After the Soviet withdrawal from Afghanistan in 1989, bin Laden returned to Saudi Arabia a hero, working briefly in the family business. A sought-after speaker, he also released a quarter-million cassette tapes that outlined a new enemy in his sights. “When we buy American goods,” he said in one tape, “we are accomplices in the murder of Palestinians. … The United States uses that money to send a billion (dollars) a year to Israel.”

His anti-Western rhetoric intensified in 1990, when Saudi rulers allowed American military personnel to use the birthplace of Islam as a staging ground for the Gulf War. Bin Laden cast it as a desecration of a holy site. He accused the Saudi royal family of being as vile as the Americans.

His radical reading of the Quran called for violence to eradicate from Islam all traces of secular culture – from pop music to modern fashions to U.S. soldiers.

Saudi Arabia expelled bin Laden in 1991 because of his anti-government activities. He wound up in Sudan, which expelled him in 1996 under pressure from American and Saudi diplomats.

By this time, American interests were being targeted by al-Qaida, composed largely of Afghan war veterans.

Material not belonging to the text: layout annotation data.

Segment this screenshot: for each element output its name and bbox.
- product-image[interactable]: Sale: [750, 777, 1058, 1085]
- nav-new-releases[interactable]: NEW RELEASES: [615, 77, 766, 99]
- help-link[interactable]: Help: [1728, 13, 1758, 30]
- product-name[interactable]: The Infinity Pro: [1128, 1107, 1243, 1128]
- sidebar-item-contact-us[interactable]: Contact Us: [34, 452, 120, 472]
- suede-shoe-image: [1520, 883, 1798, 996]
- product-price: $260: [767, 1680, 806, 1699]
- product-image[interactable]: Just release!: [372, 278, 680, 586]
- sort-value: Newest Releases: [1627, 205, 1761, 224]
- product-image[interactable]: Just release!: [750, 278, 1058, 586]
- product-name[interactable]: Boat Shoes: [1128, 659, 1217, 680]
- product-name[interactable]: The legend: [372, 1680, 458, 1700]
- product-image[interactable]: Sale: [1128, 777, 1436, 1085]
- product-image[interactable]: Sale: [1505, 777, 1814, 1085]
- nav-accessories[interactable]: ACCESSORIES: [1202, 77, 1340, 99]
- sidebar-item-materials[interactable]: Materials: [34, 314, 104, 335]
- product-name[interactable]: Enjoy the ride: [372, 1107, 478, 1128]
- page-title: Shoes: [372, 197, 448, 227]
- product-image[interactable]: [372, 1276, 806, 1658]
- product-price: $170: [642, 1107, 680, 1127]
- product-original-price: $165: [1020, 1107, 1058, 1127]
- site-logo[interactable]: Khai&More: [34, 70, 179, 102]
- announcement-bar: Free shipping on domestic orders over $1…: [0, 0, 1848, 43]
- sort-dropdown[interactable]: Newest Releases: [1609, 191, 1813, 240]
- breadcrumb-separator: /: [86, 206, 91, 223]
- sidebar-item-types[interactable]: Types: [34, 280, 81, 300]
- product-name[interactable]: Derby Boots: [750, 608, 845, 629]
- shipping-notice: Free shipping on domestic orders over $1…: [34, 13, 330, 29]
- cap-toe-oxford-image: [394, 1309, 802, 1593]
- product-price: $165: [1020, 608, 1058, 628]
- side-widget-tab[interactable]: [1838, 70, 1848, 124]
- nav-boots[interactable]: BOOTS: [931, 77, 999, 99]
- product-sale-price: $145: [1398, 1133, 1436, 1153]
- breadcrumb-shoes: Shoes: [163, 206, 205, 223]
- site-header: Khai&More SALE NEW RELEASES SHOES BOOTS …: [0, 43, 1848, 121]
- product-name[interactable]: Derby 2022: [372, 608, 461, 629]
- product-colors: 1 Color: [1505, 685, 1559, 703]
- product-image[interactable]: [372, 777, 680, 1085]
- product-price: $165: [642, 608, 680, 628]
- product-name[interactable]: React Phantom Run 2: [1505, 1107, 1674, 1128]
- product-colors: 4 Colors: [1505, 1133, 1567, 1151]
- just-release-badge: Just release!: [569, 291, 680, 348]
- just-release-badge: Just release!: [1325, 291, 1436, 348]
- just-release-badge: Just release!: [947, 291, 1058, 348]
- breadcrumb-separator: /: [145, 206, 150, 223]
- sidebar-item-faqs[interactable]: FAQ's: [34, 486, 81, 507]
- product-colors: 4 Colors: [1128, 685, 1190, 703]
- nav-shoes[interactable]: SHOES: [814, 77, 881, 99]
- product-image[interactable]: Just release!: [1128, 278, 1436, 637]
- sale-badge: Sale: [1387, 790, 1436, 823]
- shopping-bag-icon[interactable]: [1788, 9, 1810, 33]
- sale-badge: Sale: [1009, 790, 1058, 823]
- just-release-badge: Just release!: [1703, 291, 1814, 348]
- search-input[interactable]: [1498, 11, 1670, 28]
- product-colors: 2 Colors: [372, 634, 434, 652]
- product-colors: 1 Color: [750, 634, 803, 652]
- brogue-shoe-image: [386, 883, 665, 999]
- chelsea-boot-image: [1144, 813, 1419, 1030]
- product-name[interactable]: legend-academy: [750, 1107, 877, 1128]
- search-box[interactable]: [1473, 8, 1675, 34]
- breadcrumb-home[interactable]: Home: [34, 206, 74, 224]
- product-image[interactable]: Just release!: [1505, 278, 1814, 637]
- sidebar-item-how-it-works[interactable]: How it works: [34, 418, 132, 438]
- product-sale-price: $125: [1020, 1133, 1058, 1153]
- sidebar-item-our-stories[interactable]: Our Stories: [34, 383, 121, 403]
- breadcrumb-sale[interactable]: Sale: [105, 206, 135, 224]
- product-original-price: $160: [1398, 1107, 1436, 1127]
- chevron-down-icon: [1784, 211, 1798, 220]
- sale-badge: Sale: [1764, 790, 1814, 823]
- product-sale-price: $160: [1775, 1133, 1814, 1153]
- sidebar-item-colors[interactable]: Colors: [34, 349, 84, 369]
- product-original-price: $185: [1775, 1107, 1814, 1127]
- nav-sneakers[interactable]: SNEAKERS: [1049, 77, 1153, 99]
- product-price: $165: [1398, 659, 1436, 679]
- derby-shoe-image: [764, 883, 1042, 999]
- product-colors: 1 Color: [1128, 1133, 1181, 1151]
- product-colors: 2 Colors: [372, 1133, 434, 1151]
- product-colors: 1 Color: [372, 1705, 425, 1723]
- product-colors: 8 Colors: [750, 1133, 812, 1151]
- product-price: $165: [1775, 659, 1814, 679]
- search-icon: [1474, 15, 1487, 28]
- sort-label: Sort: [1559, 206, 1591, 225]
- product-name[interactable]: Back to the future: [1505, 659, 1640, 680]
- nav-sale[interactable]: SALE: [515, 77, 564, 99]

Bin Laden personally claimed responsibility for the deaths of 18 American soldiers associated with the 1993 downing of a U.S. Army helicopter in Somalia.

That same year, a truck bomb exploded in an underground garage of the World Trade Center. Investigators linked bin Laden to a loose organization of Islamic extremists recruiting terrorists in the United States.

What ostensibly had begun as a battle to liberate Afghanistan and Islam’s three holiest places – Mecca, Medina and Jerusalem – would soon become a holy war, a jihad, against the United States.

“Kill the Americans and plunder their money wherever they find it,” bin Laden wrote in his 1998 fatwa, or holy decree. He accused Americans of waging war on God.

His own siblings back in the Saudi construction trade disowned him.

Some reports suggested he had financed terrorism using an inheritance from his father. By other accounts, al-Qaida tapped a variety of funds from Islamic charities, African gem miners and Middle Eastern honey merchants.

Analysts concluded bin Laden was less the chief executive of a single organization than an idea man, the coordinator of a diffuse movement.

However scattered, the operation was high-tech and elusive. Al-Qaida embedded coded messages in innocuous-looking websites, stored bomb recipes on CD-ROMs. Bin Laden used couriers to communicate with his agents face to face. His plotters rarely gave themselves away.

U.S. intelligence officers for years tried to track the terrorists’ activities from an office known as the bin Laden Room, deep within CIA headquarters.

He became the international poster boy of terror when American authorities accused the gaunt, 150-pound man in the 1998 bombings of two U.S. embassies in Africa, in which more than 250 persons died.

Whether martyrdom was really part of bin Laden’s grand plan, as he had often claimed, will remain a matter of debate.

Many experts think he fancied himself not a martyr but the ultimate survivor – a slayer of superpowers and, Allah willing, the next ruler of Islam.